If you’re in the computer science or computer engineering industry, news of this nature probably doesn’t affect you much. After all, the jobs being replaced are often entry-level, or those that require highly repetitive manual tasks. Computer science is a realm that would feasibly be in even higher demand with the advent of machine learning and AI. However, there are some important changes already developing thanks to the higher demand and higher excitement for these technologies.
How AI Startups and Companies Push for the “Sexy” Projects
For starters, AI and machine learning are hot topics in the realm of IT. Companies are clamoring for more machine learning solutions, even if they don’t fully understand them, pushing demand for new machine learning tools, scripts, and software to unprecedented new heights. For example, it’s estimated that by next year, roughly 20 percent of companies will have employees dedicated to monitoring and guiding neural networks, and more than 10 percent of new IT hires in customer service will be responsible for writing scripts for chatbots, one application of AI.
There are going to be several side effects of this push. First, novel projects that have the capacity to be even more impressive than conventional machine learning could be pushed aside, as our most talented engineers and computer scientists chase the positions that are offering the most money or the widest range of opportunities. This means the next truly original breakthroughs in computer science could be pushed back to make sure we explore this current trend to its fullest. Next, the demand for lower-level IT experts is going to shrink, making it harder to find entry-level positions, and virtually impossible to sustain a career indefinitely unless you have some kind of niche skillset.
AI’s Diversity Problems
We’re also facing increasing consequences from the lack of diversity in AI and machine learning fields. AI experts are overwhelmingly white and male, and the byproducts of an industry with an overwhelming majority are typically problematic, unaware of how other populations are affected by their work. For example, in the past, facial recognition technologies have had trouble recognizing people with darker skin tones, since these systems were developed by people who were mostly white.
As interest in AI continues to grow, it’s going to show up in more places. AI will be giving you search results, choosing which news articles to show you, gatekeeping access to your important files and personal information, and possibly keeping you safe. And because the field will likely grow faster than the diversity problem can be solved, it’s going to introduce many new headaches—both for consumers and for computer engineers and scientists trying to stay ahead of those problems.
Why It’s Hard to See Where an Algorithm Goes Wrong
Machine learning and AI also introduce a new layer of complexity that makes certain problems harder to solve—and it’s not just because they’re more complex than previous forms of coding. For the most part, machine learning algorithms aren’t necessarily a set of instructions; instead, they’re designed as a vague learning process for a machine to follow. The machine collects data, usually millions of examples of whatever it’s studying, and gradually learns about the concept, whether it’s recognizing faces in images or learning how to play Super Mario Bros.
The problem with this is that while we can see the evidence of the machine getting closer and closer to achieving its goal (or even surpassing human-level skills), the developers can’t “see inside” the algorithm to determine which pieces of information led to a specific conclusion. In other words, it’s incredibly hard to diagnose, specifically, where an algorithm goes right or wrong.
As AI and machine learning become more common, this is going to become an increasingly complex problem for computer scientists and engineers to address, requiring more insight, higher level skills, and possibly, entire new approaches to developing AI in the first place.

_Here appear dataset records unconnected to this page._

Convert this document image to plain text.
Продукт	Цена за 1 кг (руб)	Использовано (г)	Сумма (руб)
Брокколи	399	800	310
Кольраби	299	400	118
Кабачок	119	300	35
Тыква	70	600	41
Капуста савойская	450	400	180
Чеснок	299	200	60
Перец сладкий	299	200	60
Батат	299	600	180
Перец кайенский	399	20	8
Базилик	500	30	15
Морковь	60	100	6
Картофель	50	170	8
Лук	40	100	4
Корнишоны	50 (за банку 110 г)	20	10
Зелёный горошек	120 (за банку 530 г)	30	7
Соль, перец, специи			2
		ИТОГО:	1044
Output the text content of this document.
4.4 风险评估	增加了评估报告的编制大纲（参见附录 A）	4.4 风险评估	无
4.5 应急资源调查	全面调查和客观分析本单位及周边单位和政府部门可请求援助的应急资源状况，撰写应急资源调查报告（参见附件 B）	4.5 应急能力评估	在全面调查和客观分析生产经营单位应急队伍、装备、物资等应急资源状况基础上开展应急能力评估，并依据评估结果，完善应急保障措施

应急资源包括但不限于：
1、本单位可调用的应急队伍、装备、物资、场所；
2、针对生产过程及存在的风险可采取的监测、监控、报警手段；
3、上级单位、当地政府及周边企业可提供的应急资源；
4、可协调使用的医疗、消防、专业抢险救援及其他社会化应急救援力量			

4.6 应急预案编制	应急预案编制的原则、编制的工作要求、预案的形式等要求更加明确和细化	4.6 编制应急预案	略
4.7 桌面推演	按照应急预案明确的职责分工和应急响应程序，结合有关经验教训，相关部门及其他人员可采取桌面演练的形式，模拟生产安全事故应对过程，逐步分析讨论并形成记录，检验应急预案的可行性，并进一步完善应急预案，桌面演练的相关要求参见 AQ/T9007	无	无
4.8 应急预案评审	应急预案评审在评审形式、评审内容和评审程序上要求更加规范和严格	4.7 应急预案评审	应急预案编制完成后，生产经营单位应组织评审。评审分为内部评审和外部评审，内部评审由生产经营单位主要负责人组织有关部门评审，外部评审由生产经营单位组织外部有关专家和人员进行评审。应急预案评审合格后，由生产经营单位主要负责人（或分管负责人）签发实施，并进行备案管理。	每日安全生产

The Automation of Automation
We also need to take seriously the possibility of one day automating the process of creating new machine learning or, in an Inception-like twist, new automation software. Such a multi-layered approach to computer science would open a new branch of study, and require the creation of entirely new ways to look at problems in the computer industry.
AI and machine learning aren’t merely passing fads, though there may be even more novel computing breakthroughs on the near horizon. As a computer scientist or engineer, it’s your responsibility to predict and adapt to the massive changes in store for the industry in the coming years, as machine learning and AI become even more in demand.